By Allison Jones, The Canadian Press

TORONTO – Ontario’s Liberal government trumpeted a lower deficit projection Thursday as evidence it is reining in spending, but in reality much of the drop was due to a temporary accounting measure.

The new 2015-16 deficit projection of $7.5 billion — $1 billion lower than was forecast in the spring budget — is mainly the result of the recent initial public offering of Hydro One, which increases revenue on the books by $1.1 billion, the government said in its fall economic update.

The government is on track to eliminate the deficit by 2017-18, said Finance Minister Charles Sousa.

“For the last six years running we’ve managed our program spending to offset softer revenues,” he told the legislature.

“We know with those challenges before us we need to address them and we are. We’re overcoming those challenges by controlling our spending, going over our underground economy issues and going line by line to find the appropriate savings.”

The Liberal government has promised to dedicate the proceeds of asset sales, such as the Hydro One IPO, to the Trillium Trust infrastructure fund.

It’s a promise both opposition parties doubt, but Sousa said it’s all going to infrastructure, which the Liberals have pledged to spend $134 billion on over 10 years.

But that money must first be on the books as a non-tax revenue item, he said.

Progressive Conservative critic Vic Fedeli suggested that once the Hydro One revenue is moved into the Trillium Trust the deficit goes right back up.

“The only explanation is the fact that it’s artificially there,” he said. “You can’t spend it twice.
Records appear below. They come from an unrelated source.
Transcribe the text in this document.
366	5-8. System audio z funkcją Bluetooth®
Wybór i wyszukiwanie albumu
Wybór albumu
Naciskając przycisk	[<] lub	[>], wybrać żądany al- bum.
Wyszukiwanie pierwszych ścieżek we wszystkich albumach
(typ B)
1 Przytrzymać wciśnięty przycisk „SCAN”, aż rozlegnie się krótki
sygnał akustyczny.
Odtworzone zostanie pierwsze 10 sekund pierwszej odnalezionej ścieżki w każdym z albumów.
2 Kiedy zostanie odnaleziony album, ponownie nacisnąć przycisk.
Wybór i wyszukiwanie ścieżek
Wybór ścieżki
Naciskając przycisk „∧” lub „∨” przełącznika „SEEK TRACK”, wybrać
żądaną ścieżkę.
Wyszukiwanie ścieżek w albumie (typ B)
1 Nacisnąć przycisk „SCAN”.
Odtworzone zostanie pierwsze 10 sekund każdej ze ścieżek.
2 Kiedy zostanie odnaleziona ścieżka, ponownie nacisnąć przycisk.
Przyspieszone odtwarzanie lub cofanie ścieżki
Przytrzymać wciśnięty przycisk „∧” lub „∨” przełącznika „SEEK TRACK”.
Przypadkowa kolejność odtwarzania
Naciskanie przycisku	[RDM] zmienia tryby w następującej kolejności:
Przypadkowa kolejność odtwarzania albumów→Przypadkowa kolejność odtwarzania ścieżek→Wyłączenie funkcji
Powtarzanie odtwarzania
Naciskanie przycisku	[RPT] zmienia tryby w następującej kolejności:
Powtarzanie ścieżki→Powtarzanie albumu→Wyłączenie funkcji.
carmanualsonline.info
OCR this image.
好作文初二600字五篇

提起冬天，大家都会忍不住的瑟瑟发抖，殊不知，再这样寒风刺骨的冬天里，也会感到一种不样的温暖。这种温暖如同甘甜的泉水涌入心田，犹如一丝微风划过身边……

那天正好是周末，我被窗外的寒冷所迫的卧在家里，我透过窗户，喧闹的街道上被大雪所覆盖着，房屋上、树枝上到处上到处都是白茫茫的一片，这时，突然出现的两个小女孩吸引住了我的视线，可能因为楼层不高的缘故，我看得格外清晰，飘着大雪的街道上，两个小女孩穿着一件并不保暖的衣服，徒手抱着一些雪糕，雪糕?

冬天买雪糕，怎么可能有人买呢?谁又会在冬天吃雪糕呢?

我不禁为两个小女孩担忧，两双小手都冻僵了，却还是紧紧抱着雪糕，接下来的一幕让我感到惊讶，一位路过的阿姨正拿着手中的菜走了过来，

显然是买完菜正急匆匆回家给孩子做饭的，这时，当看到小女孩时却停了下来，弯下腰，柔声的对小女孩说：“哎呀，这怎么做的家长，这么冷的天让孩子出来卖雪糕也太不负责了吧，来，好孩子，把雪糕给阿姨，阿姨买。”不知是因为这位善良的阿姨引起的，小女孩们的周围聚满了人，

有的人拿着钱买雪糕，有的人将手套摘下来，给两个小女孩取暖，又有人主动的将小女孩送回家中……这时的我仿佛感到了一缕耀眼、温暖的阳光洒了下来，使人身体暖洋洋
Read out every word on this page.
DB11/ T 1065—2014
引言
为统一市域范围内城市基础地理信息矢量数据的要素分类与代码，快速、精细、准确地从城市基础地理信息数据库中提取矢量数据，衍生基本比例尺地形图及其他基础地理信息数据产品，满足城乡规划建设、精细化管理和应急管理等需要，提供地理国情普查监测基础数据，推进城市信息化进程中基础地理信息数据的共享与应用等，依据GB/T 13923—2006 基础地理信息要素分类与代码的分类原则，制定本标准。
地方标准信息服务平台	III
You’re either going to put it against the deficit, as they did here, or you’re going to put it in the other column. They’re attempting to spend the same dollars two times.”

The IPO raised $1.83 billion, but a deferred tax asset benefit, special dividend and payment-in-lieu of taxes brought the total from the sale of 15 per cent of the utility to $5 billion.

That was $3 billion more than Ontario had projected, Sousa said.

The NDP is concerned that a mention in the economic update that the government “will need to consider other tools” to get to balance by its self-imposed target of 2017-18 if revenue growth falls short is a signal it is planning on selling off more assets.

Sousa would not rule out new or higher taxes as those “other tools.”

The fall economic statement also reveals the Liberals expect to see $300 million in 2016-17 in cap-and-trade proceeds — which Premier Kathleen Wynne has said will go to reinvesting in green technology and helping people mitigate increased costs — rising to $1.3 billion in 2017-18. Sousa said revenue from the cap-and-trade system would be accounted for in the same way as the Hydro One revenue.

The rosy picture the government attempted to paint of a quicker path to balance also came with a lower growth forecast. In the spring budget the government projected the province’s real GDP would increase by 2.7 per cent in 2015 and 2.4 per cent in 2016.

Now, the government says real GDP growth is forecast to be 1.9 per cent in 2015 and 2.2 per cent in 2016.

The province’s net debt is still projected to hit nearly $300 billion by March 31, 2016, though the current projection is now slightly lower than the estimate in the budget.

Interest on debt is also now forecast to be $140 million below the estimate in the budget because of low interest rates.

Sousa also said the government will establish a committee to look at improving the representation of women on boards and in senior executive positions, as well as a committee on the sharing economy, encompassing ride-hailing services such as Uber.